La société civile devient donc un acteur incontournable des processus démocratiques. Il n’est donc plus concevable que les dispositions actuelles du mécanisme électoral n’intègrent pas les organisations de la société civile qui ont désormais une place prépondérantes dans le devenir politique des nations. La société civile gabonaise est au diapason et en phase avec les mouvements mondiaux. Nous avons donc produit cette étude pour motiver une prise en compte de la société civile nationale par les pouvoirs publics, et susciter des réformes. Il faut en effet réformer le système électoral parce que les élections ont toujours été caractérisées, au Gabon, par la fraude, la contestation, les soulèvements populaires et la répression qui vient, finalement, entraver les libertés démocratiques.

Quelle crédibilité accorder à votre étude ?

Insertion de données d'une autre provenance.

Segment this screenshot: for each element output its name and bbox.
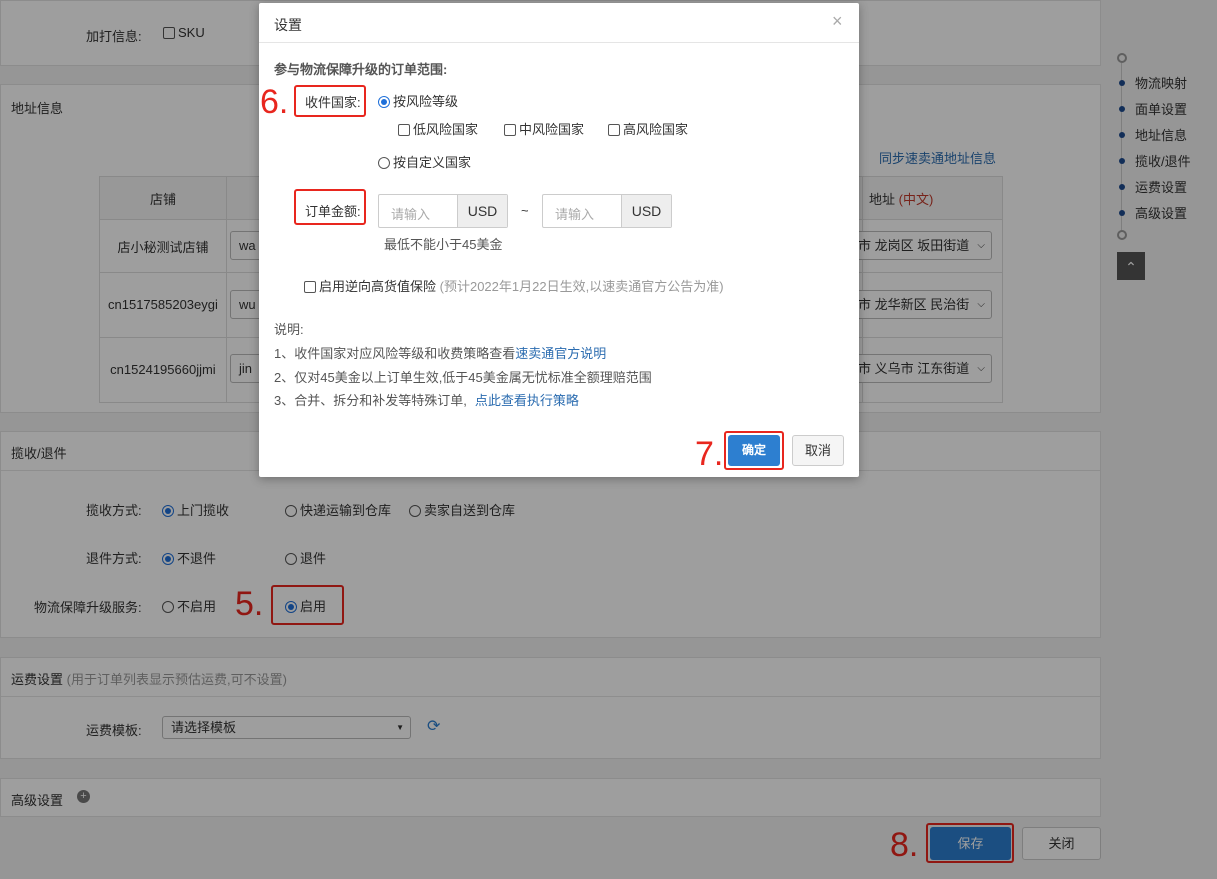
high-risk-checkbox[interactable]: 高风险国家 — [608, 119, 688, 138]
by-risk-radio[interactable]: 按风险等级 — [378, 91, 458, 110]
radio-icon — [378, 96, 390, 108]
amount-hint: 最低不能小于45美金 — [384, 237, 503, 252]
insurance-checkbox[interactable]: 启用逆向高货值保险 (预计2022年1月22日生效,以速卖通官方公告为准) — [304, 276, 724, 295]
checkbox-label: 低风险国家 — [413, 122, 479, 137]
amount-max-placeholder: 请输入 — [555, 207, 595, 222]
close-icon[interactable]: × — [832, 11, 843, 32]
currency-addon: USD — [621, 195, 671, 227]
annotation-box-confirm — [724, 431, 784, 470]
by-custom-radio[interactable]: 按自定义国家 — [378, 152, 471, 171]
radio-label: 按风险等级 — [393, 94, 459, 109]
currency-addon: USD — [457, 195, 507, 227]
checkbox-label: 高风险国家 — [623, 122, 689, 137]
checkbox-icon — [304, 281, 316, 293]
note-1-text: 1、收件国家对应风险等级和收费策略查看 — [274, 346, 516, 361]
radio-icon — [378, 157, 390, 169]
cancel-label: 取消 — [804, 443, 831, 458]
cancel-button[interactable]: 取消 — [792, 435, 844, 466]
official-doc-link[interactable]: 速卖通官方说明 — [515, 346, 606, 361]
policy-link[interactable]: 点此查看执行策略 — [475, 393, 579, 408]
annotation-box-amount — [294, 189, 366, 225]
range-separator: ~ — [521, 203, 529, 218]
dialog-title: 设置 — [274, 17, 302, 33]
note-3-text: 3、合并、拆分和补发等特殊订单, — [274, 393, 467, 408]
scope-title: 参与物流保障升级的订单范围: — [274, 62, 448, 77]
amount-min-input[interactable]: 请输入 USD — [378, 194, 508, 228]
checkbox-icon — [504, 124, 516, 136]
settings-dialog: 设置 × 参与物流保障升级的订单范围: 收件国家: 按风险等级 低风险国家 中风… — [259, 3, 859, 477]
amount-min-placeholder: 请输入 — [391, 207, 431, 222]
insurance-note: (预计2022年1月22日生效,以速卖通官方公告为准) — [439, 279, 724, 294]
note-3: 3、合并、拆分和补发等特殊订单, 点此查看执行策略 — [274, 390, 579, 409]
annotation-step-6: 6. — [260, 83, 289, 121]
checkbox-label: 中风险国家 — [519, 122, 585, 137]
checkbox-icon — [608, 124, 620, 136]
note-1: 1、收件国家对应风险等级和收费策略查看速卖通官方说明 — [274, 343, 606, 362]
low-risk-checkbox[interactable]: 低风险国家 — [398, 119, 478, 138]
note-2: 2、仅对45美金以上订单生效,低于45美金属无忧标准全额理赔范围 — [274, 370, 652, 385]
radio-label: 按自定义国家 — [393, 155, 472, 170]
mid-risk-checkbox[interactable]: 中风险国家 — [504, 119, 584, 138]
insurance-label: 启用逆向高货值保险 — [319, 279, 437, 294]
dialog-header-divider — [259, 42, 859, 43]
checkbox-icon — [398, 124, 410, 136]
notes-title: 说明: — [274, 322, 304, 337]
amount-max-input[interactable]: 请输入 USD — [542, 194, 672, 228]
annotation-box-country — [294, 85, 366, 117]
annotation-step-7: 7. — [695, 435, 724, 473]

Cette étude a été menée par des experts de haut niveau. Elle a été conduite par un docteur en sciences politiques. Pour ce qui est des analyses démographiques et statistiques liés au contexte électoral, nous avons fait appel à un démographe-statisticien, de même qu’un expert en communication politique a été associé à ce travail. Toutes ces personnes disposent d’une expérience avérée et ils travaillent régulièrement avec les agences des Nations-Unies. L’étude tient aussi une part de sa crédibilité en ce qu’elle a été soutenue par l’ambassade des Etats-Unis au Gabon et qu’elle a été examinée et validée par un certain nombre d’institutions.

Sur quelles conclusions essentielles débouche donc cette étude ?

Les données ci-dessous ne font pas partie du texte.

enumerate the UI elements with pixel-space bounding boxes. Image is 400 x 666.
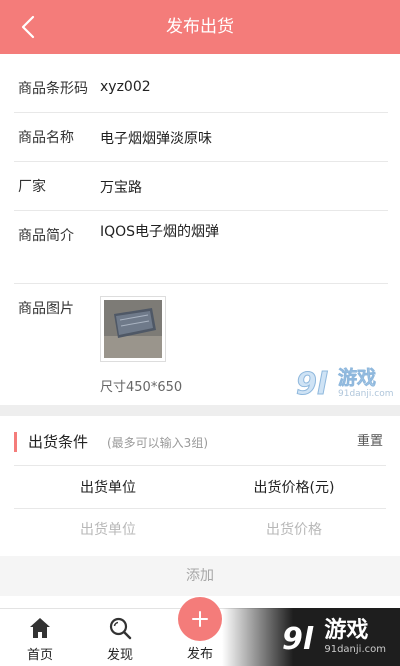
tab-home-label: 首页 [26,648,53,663]
barcode-label: 商品条形码 [18,81,88,97]
tab-home[interactable]: 首页 [10,609,70,666]
intro-label: 商品简介 [18,228,74,244]
divider [14,508,386,509]
app-header: 发布出货 [0,0,400,54]
product-name-value[interactable]: 电子烟烟弹淡原味 [100,128,212,148]
section-divider [0,405,400,416]
product-image[interactable] [100,296,166,362]
intro-row: 商品简介 IQOS电子烟的烟弹 [14,211,388,284]
tab-publish-label: 发布 [186,647,213,662]
svg-text:9l: 9l [282,622,314,657]
watermark-text: 游戏 [324,618,369,643]
image-label: 商品图片 [18,301,74,317]
barcode-value[interactable]: xyz002 [100,79,151,95]
maker-label: 厂家 [18,179,46,195]
add-button[interactable]: 添加 [0,556,400,596]
reset-button[interactable]: 重置 [357,432,383,452]
page-title: 发布出货 [166,17,234,37]
plus-icon [192,611,208,627]
home-icon [30,618,50,638]
watermark-badge: 9l 游戏 91danji.com [222,608,400,666]
product-name-label: 商品名称 [18,130,74,146]
image-size-note: 尺寸450*650 [100,380,183,395]
price-column-header: 出货价格(元) [253,480,335,496]
svg-text:9l: 9l [296,367,328,402]
unit-column-header: 出货单位 [80,480,136,496]
barcode-row: 商品条形码 xyz002 [14,64,388,113]
price-input[interactable] [214,517,374,543]
product-photo [104,300,162,358]
watermark-logo: 9l [296,367,328,403]
unit-input[interactable] [28,517,188,543]
watermark-site: 91danji.com [324,644,386,655]
watermark: 9l 游戏 91danji.com [296,364,393,402]
tab-discover-label: 发现 [106,648,133,663]
shipping-section-title: 出货条件 [28,433,89,451]
intro-textarea[interactable]: IQOS电子烟的烟弹 [100,221,219,241]
maker-value[interactable]: 万宝路 [100,177,142,197]
watermark-site: 91danji.com [338,388,394,399]
search-icon [109,617,132,640]
divider [14,465,386,466]
tab-discover[interactable]: 发现 [90,609,150,666]
watermark-logo: 9l [282,622,314,657]
publish-button[interactable] [178,597,222,641]
shipping-section-hint: (最多可以输入3组) [107,436,208,450]
maker-row: 厂家 万宝路 [14,162,388,211]
watermark-text: 游戏 [338,366,377,389]
section-accent-bar [14,432,17,452]
product-name-row: 商品名称 电子烟烟弹淡原味 [14,113,388,162]
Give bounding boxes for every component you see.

L’étude propose des éléments de réforme au niveau de la Commission électorale nationale autonome et permanente (Cenap). Il faut revoir le mode de désignation du président de la Cenap. Il n’est pas concevable que celui-ci soit désigné par la présidente de la Cour constitutionnelle. Au regard du fait que la Cenap doit refléter les différentes composantes, les différents acteurs impliqués dans le processus électoral, à savoir l’administration, les partis politiques et la société civile, il faut que ces trois composantes puissent élire de façon consensuelle le président de la Cenap, cette institution si importante pour la bonne conduite du processus électoral. Pour l’heure, la façon dont le président de la Cenap est nommé ne permet pas d’assurer sa crédibilité et son indépendance, étant donné qu’il y a des affinités à ce niveau.

Le rapport pose aussi le problème du président de la Cour constitutionnelle qui doit également être élu de façon claire et indépendante. Actuellement, ce président est désigné par l’exécutif, l’Assemblée nationale et le Sénat. Or, dans les schémas actuels, ces trois entités appartiennent à une même sensibilité politique. La présidente de la Cour constitutionnelle ne permet donc pas d’assurer de façon effective la crédibilité des résultats. Le rapport recommande une neutralité totale, une indépendance des personnes en charge de la conduite du processus électoral et de sa validation.

L’étude aborde également, dans l’analyse institutionnelle, la présidence de la République. Il n’est plus question d’avoir, au Gabon, des présidents de République à vie. L’étude propose un mandat de cinq ans renouvelable une seule fois. D’une manière générale cette étude permet à la société civile gabonaise de faire des propositions pour faire avancer la démocratie au Gabon. Nous avons besoin d’institutions fortes. Il ne s’agit plus aujourd’hui de mettre l’accent sur des individus.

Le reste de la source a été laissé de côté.